Maybe because they were not invented to answer fundamentally different

Both religion and science were, I believe, originally invented to explain
the world around us. Both even started with the same methodology - observe
the world, then try to find an explanation.

The fundamental difference comes later - nowadays, religion relies on
dogma, whereas science relies on experiment. The result is a radically
different culture.

Religion is extremely conservative - never question what we know.

Science, on the other hand, is the opposite - people are honored for
successfully challenging what was formerly believed.

In view of the fact that we now have two diametrally opposed ways of
getting explanations for the world around us, I'd say that the hostility
is not surprising. What is _really_ surprising is how little there is of

This may be because science, to be successful, needs to be tolerant -
different views are _needed_ here. While religion does not have that
requirement per se, it has to live in a world where science is
demonstrably vastly more successful (for example, through centuries
(millenia?) of trying, religion has not managed to improve harvest -
science does so quite easily) - so it needs to adopt some of science's
ideas, in a limited fashion, to avoid losing out completely. A limited
tolerance is one of these.
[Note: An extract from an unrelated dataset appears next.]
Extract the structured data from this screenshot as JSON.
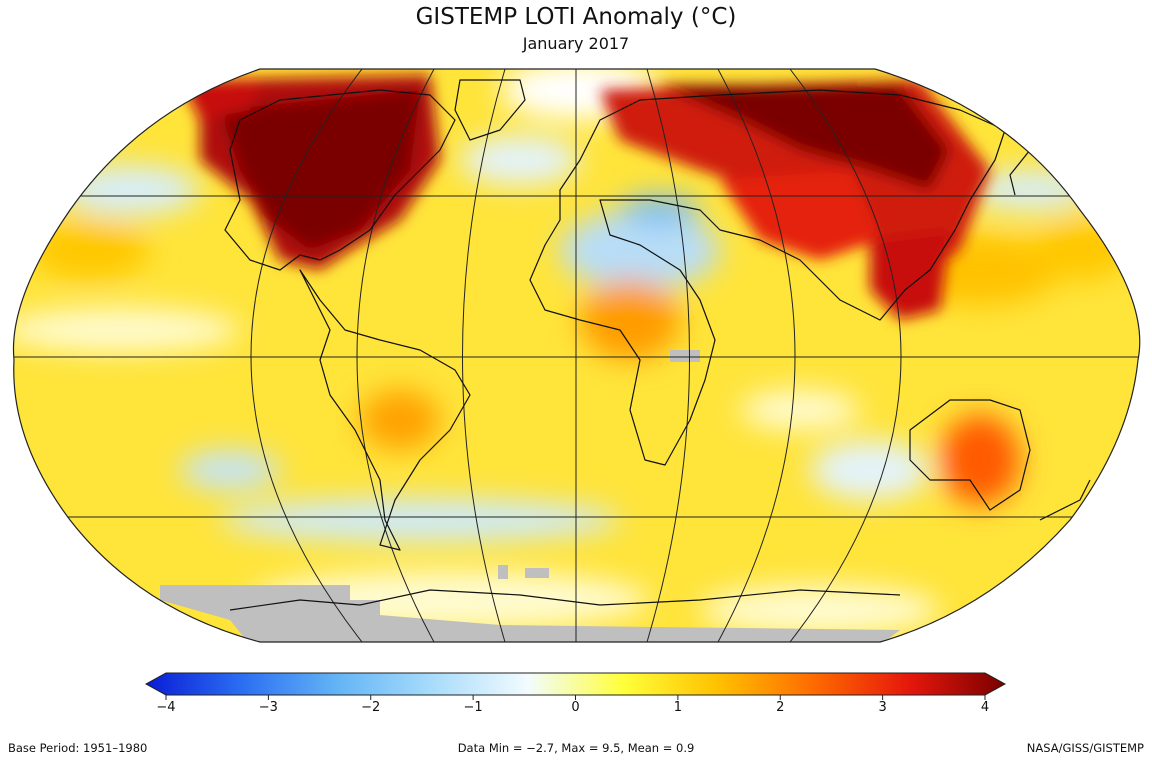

History shows that that's an unusual ingredient
of religion, nearly never present where religion has the upper hand.

All the stuff nowadays about religion and science being about different
things is, in my opinion, a smoke screen.

As far as I can tell, religion has even _less_ basis for, say, judgements
about morals, or what goes on after death, than science has. The
difference is that science admits this, while religion doesn't.

Oh well, you might (correctly) infer from this that I have a quite low
opinion of religion.

> And science can't simply ignore the religious realm. After all, many of
> the fundamentalist right have considerable influence on where resources
> can be spent and on what can or cannot be taught in public schools.

Fortunately, it's very much different here in Germany. In fact, the first
I encountered these fundamentalists was when I met Americans on the net,
and it happened more than once that, when I told other Germans about them,
I had a hard time convincing them that such people not only do exist, but
exist in the USA! Most seem to think that this mind set has been extinct
in the "western world" since the middle ages. Hell, that's what I thought
fifteen years ago, before I met the net!